François Hollande vient de désigner Manuel Valls comme Premier ministre. Un choix risqué, mais qui peut apporter des solutions à certains problèmes rencontrés sous le gouvernement de Jean-Marc Ayrault. A condition que les deux protagonistes arrivent à former un attelage cohérent et obtiennent des résultats tangibles. On est un peu dans la fuite en avant, mais Hollande n'avait pas vraiment le choix.

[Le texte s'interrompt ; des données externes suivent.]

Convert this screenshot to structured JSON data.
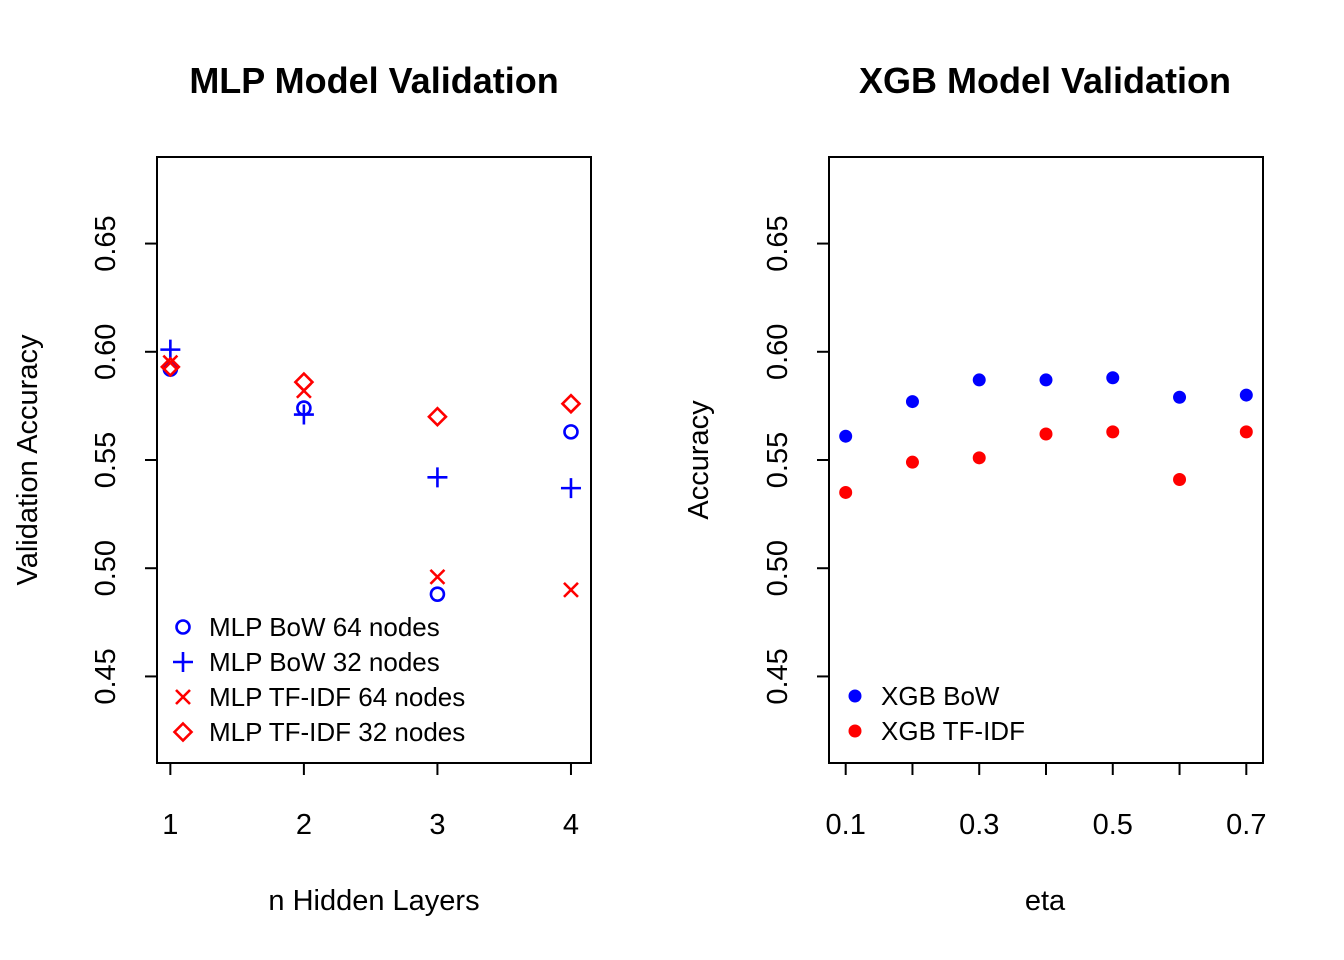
{
  "chart_data": [
    {
      "type": "scatter",
      "title": "MLP Model Validation",
      "xlabel": "n Hidden Layers",
      "ylabel": "Validation Accuracy",
      "xlim": [
        0.9,
        4.15
      ],
      "ylim": [
        0.41,
        0.69
      ],
      "x_ticks": [
        1,
        2,
        3,
        4
      ],
      "x_tick_labels": [
        "1",
        "2",
        "3",
        "4"
      ],
      "y_ticks": [
        0.45,
        0.5,
        0.55,
        0.6,
        0.65
      ],
      "y_tick_labels": [
        "0.45",
        "0.50",
        "0.55",
        "0.60",
        "0.65"
      ],
      "legend_position": "bottom-left",
      "series": [
        {
          "name": "MLP BoW 64 nodes",
          "color": "#0000ff",
          "marker": "circle-open",
          "x": [
            1,
            2,
            3,
            4
          ],
          "y": [
            0.592,
            0.574,
            0.488,
            0.563
          ]
        },
        {
          "name": "MLP BoW 32 nodes",
          "color": "#0000ff",
          "marker": "plus",
          "x": [
            1,
            2,
            3,
            4
          ],
          "y": [
            0.601,
            0.571,
            0.542,
            0.537
          ]
        },
        {
          "name": "MLP TF-IDF 64 nodes",
          "color": "#ff0000",
          "marker": "cross",
          "x": [
            1,
            2,
            3,
            4
          ],
          "y": [
            0.595,
            0.582,
            0.496,
            0.49
          ]
        },
        {
          "name": "MLP TF-IDF 32 nodes",
          "color": "#ff0000",
          "marker": "diamond-open",
          "x": [
            1,
            2,
            3,
            4
          ],
          "y": [
            0.593,
            0.586,
            0.57,
            0.576
          ]
        }
      ]
    },
    {
      "type": "scatter",
      "title": "XGB Model Validation",
      "xlabel": "eta",
      "ylabel": "Accuracy",
      "xlim": [
        0.075,
        0.725
      ],
      "ylim": [
        0.41,
        0.69
      ],
      "x_ticks": [
        0.1,
        0.2,
        0.3,
        0.4,
        0.5,
        0.6,
        0.7
      ],
      "x_tick_labels": [
        "0.1",
        "",
        "0.3",
        "",
        "0.5",
        "",
        "0.7"
      ],
      "y_ticks": [
        0.45,
        0.5,
        0.55,
        0.6,
        0.65
      ],
      "y_tick_labels": [
        "0.45",
        "0.50",
        "0.55",
        "0.60",
        "0.65"
      ],
      "legend_position": "bottom-left",
      "series": [
        {
          "name": "XGB BoW",
          "color": "#0000ff",
          "marker": "circle-filled",
          "x": [
            0.1,
            0.2,
            0.3,
            0.4,
            0.5,
            0.6,
            0.7
          ],
          "y": [
            0.561,
            0.577,
            0.587,
            0.587,
            0.588,
            0.579,
            0.58
          ]
        },
        {
          "name": "XGB TF-IDF",
          "color": "#ff0000",
          "marker": "circle-filled",
          "x": [
            0.1,
            0.2,
            0.3,
            0.4,
            0.5,
            0.6,
            0.7
          ],
          "y": [
            0.535,
            0.549,
            0.551,
            0.562,
            0.563,
            0.541,
            0.563
          ]
        }
      ]
    }
  ]
}
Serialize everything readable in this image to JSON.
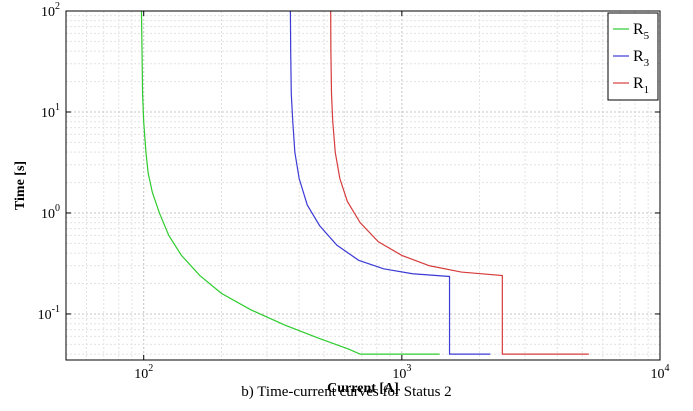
{
  "caption": "b) Time-current curves for Status 2",
  "chart_data": {
    "type": "line",
    "xscale": "log",
    "yscale": "log",
    "xlim": [
      50,
      10000
    ],
    "ylim": [
      0.035,
      100
    ],
    "grid": true,
    "xlabel": "Current [A]",
    "ylabel": "Time [s]",
    "legend_position": "top-right",
    "xticks": [
      {
        "value": 100,
        "base": "10",
        "exp": "2"
      },
      {
        "value": 1000,
        "base": "10",
        "exp": "3"
      },
      {
        "value": 10000,
        "base": "10",
        "exp": "4"
      }
    ],
    "yticks": [
      {
        "value": 0.1,
        "base": "10",
        "exp": "-1"
      },
      {
        "value": 1,
        "base": "10",
        "exp": "0"
      },
      {
        "value": 10,
        "base": "10",
        "exp": "1"
      },
      {
        "value": 100,
        "base": "10",
        "exp": "2"
      }
    ],
    "series": [
      {
        "name": "R5",
        "label_main": "R",
        "label_sub": "5",
        "color": "#2ecc2e",
        "points": [
          [
            98,
            100
          ],
          [
            98.5,
            40
          ],
          [
            99,
            15
          ],
          [
            100,
            8
          ],
          [
            102,
            4
          ],
          [
            104,
            2.5
          ],
          [
            108,
            1.6
          ],
          [
            115,
            1.0
          ],
          [
            125,
            0.6
          ],
          [
            140,
            0.38
          ],
          [
            165,
            0.24
          ],
          [
            200,
            0.16
          ],
          [
            260,
            0.11
          ],
          [
            350,
            0.078
          ],
          [
            480,
            0.057
          ],
          [
            620,
            0.045
          ],
          [
            690,
            0.04
          ],
          [
            1400,
            0.04
          ]
        ]
      },
      {
        "name": "R3",
        "label_main": "R",
        "label_sub": "3",
        "color": "#3b3bd6",
        "points": [
          [
            370,
            100
          ],
          [
            371,
            40
          ],
          [
            373,
            15
          ],
          [
            378,
            8
          ],
          [
            385,
            4
          ],
          [
            400,
            2.2
          ],
          [
            430,
            1.2
          ],
          [
            480,
            0.75
          ],
          [
            560,
            0.48
          ],
          [
            680,
            0.34
          ],
          [
            850,
            0.28
          ],
          [
            1100,
            0.25
          ],
          [
            1530,
            0.235
          ],
          [
            1530,
            0.04
          ],
          [
            2200,
            0.04
          ]
        ]
      },
      {
        "name": "R1",
        "label_main": "R",
        "label_sub": "1",
        "color": "#d63b3b",
        "points": [
          [
            530,
            100
          ],
          [
            531,
            40
          ],
          [
            534,
            15
          ],
          [
            540,
            8
          ],
          [
            552,
            4
          ],
          [
            575,
            2.2
          ],
          [
            615,
            1.3
          ],
          [
            690,
            0.8
          ],
          [
            810,
            0.52
          ],
          [
            1000,
            0.38
          ],
          [
            1280,
            0.3
          ],
          [
            1700,
            0.26
          ],
          [
            2450,
            0.24
          ],
          [
            2450,
            0.04
          ],
          [
            5300,
            0.04
          ]
        ]
      }
    ]
  }
}
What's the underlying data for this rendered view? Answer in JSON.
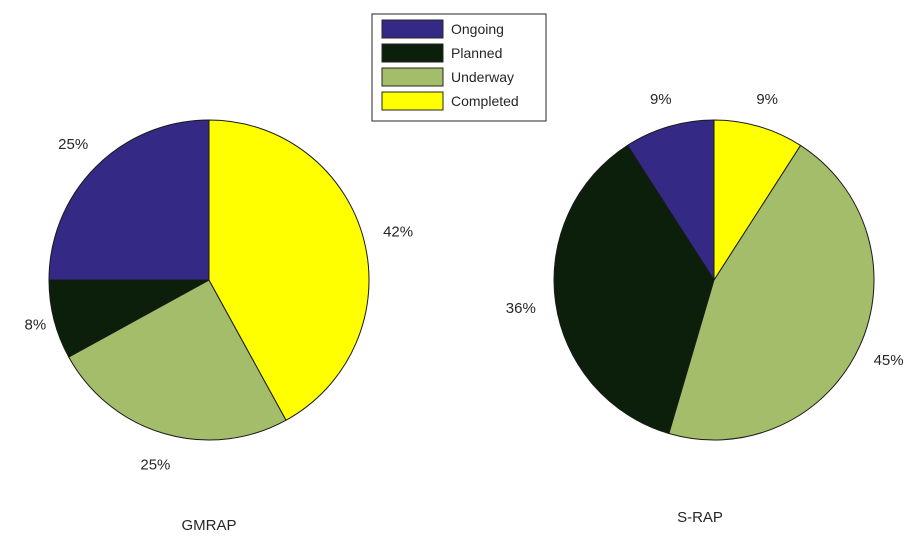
{
  "chart_data": {
    "type": "pie",
    "legend": {
      "placement": "top-center",
      "entries": [
        {
          "name": "Ongoing",
          "color": "#342a86"
        },
        {
          "name": "Planned",
          "color": "#0b1f0b"
        },
        {
          "name": "Underway",
          "color": "#a3bd6a"
        },
        {
          "name": "Completed",
          "color": "#ffff00"
        }
      ]
    },
    "charts": [
      {
        "title": "GMRAP",
        "slices": [
          {
            "category": "Ongoing",
            "value": 25,
            "label": "25%"
          },
          {
            "category": "Planned",
            "value": 8,
            "label": "8%"
          },
          {
            "category": "Underway",
            "value": 25,
            "label": "25%"
          },
          {
            "category": "Completed",
            "value": 42,
            "label": "42%"
          }
        ]
      },
      {
        "title": "S-RAP",
        "slices": [
          {
            "category": "Ongoing",
            "value": 9,
            "label": "9%"
          },
          {
            "category": "Planned",
            "value": 36,
            "label": "36%"
          },
          {
            "category": "Underway",
            "value": 45,
            "label": "45%"
          },
          {
            "category": "Completed",
            "value": 9,
            "label": "9%"
          }
        ]
      }
    ]
  }
}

Premier avantage, la conduite de l'action du gouvernement. C'est le coeur du job du Premier ministre : trancher, arbitrer, coordonner, recadrer. Pour cela, il faut quelqu'un qui sache tailler dans le vif, quitte à faire des mécontents. Pour cela, Valls semble plus apte que ne l'était Ayrault. Valls sait être méchant, sait frapper et n'attends pas qu'on vienne le chercher pour intervenir dans les dossiers. Comme chef d'orchestre, il donnera sans doute de bien meilleurs résultats que son prédécesseur. Et ce n'est pas un luxe, tant les couacs, causés par un défaut d'anticipation et de coordination ont été nombreux depuis 2012. Si Valls arrive à mettre fin à l'amateurisme des équipes au pouvoir, ce sera un grand pas.

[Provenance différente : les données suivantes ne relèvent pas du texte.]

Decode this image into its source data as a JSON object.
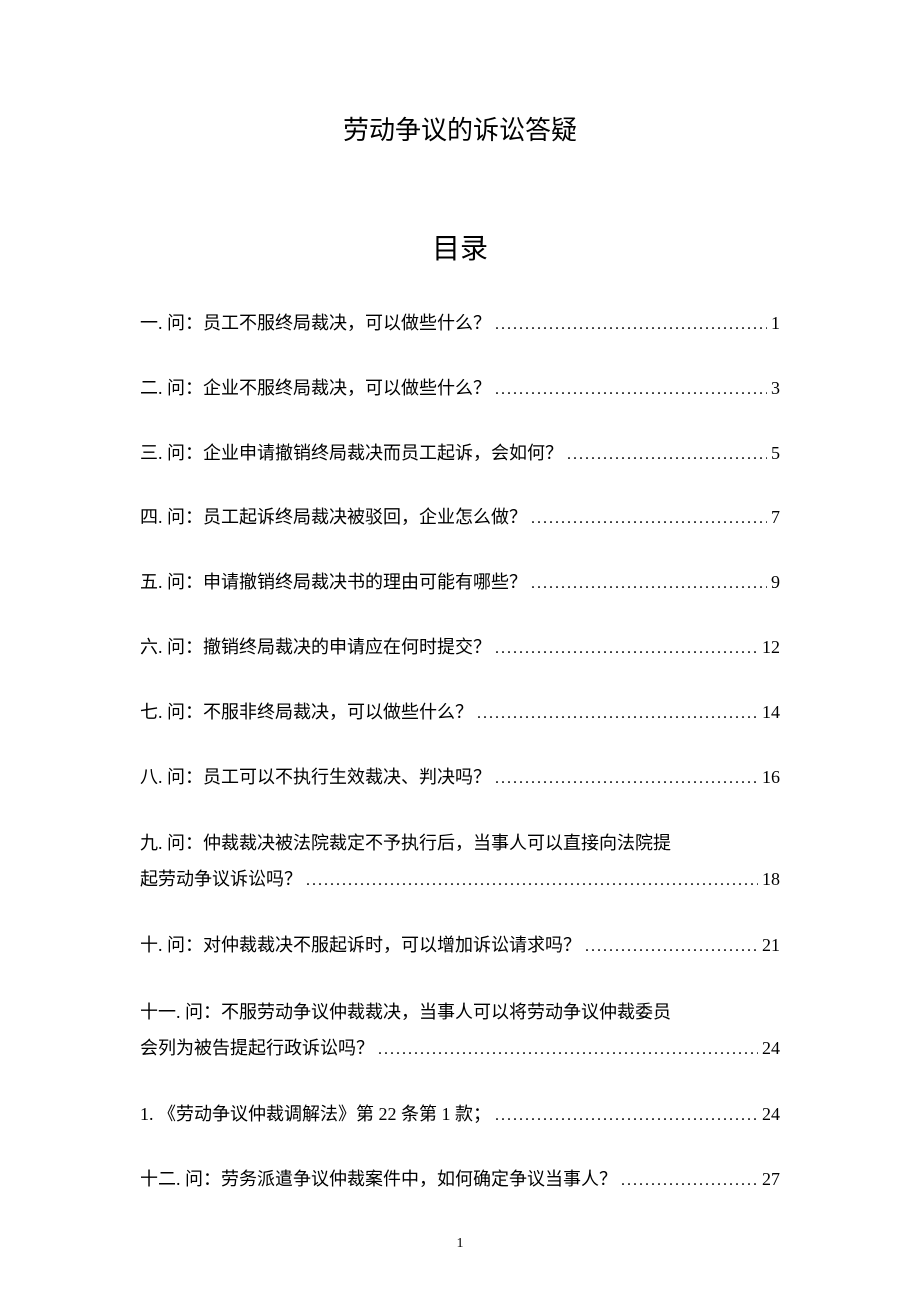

Deuxième avantage, la communication et le sens politique. Là encore, pas compliqué de faire mieux qu'Ayrault, grand baron de province qui n'est pas fait pour la politique nationale de haut niveau. La comm', c'est même le métier de base de Valls, qui a plutôt bien géré celle de Lionel Jospin, entre 1997 et 2001. Or, vu la relative impuissance des politiques dans nos démocraties modernes, il ne leur reste souvent que l'arme de la communication. Valls a également un vrai sens politique et un envergure intellectuelle, qualités absolument nécessaires à ce niveau.

Par contre, ça va couiner très sérieusement à la gauche de la gauche, y compris au sein du PS. On voit déjà que les Verts quittent le navire, et que s'il y a des ministres écologistes, ce seront des seconds couteaux. En matière de solidité de la majorité, ça risque de tanguer régulièrement, car le groupe PS n'est qu'à deux voix au dessus de la majorité absolue à l'Assemblée nationale, et encore, c'est en comptant aussi les apparentés et les chevènementistes. Mais heureusement pour Hollande, le système de la cinquième république permet de passer outre la mauvaise humeur du groupe parlementaire. C'est à l'extérieur que ça va brailler, mais les députés se coucheront bien gentiment et voteront ce que l'exécutif leur demandera. La Constitution est dotée de tous les outils pour tenir le Parlement en laisse...

En nommant Valls, il prend le contrepied de ce qu'il faisait jusqu'ici. Alors qu'il gérait le gouvernement comme il gérait le PS, il passe sur un mode différent. Le gouvernement, c'est une équipe qui a un job à mener, que l'on recrute sur cette base, pas pour qu'elle soit représentative d'équilibres politiques.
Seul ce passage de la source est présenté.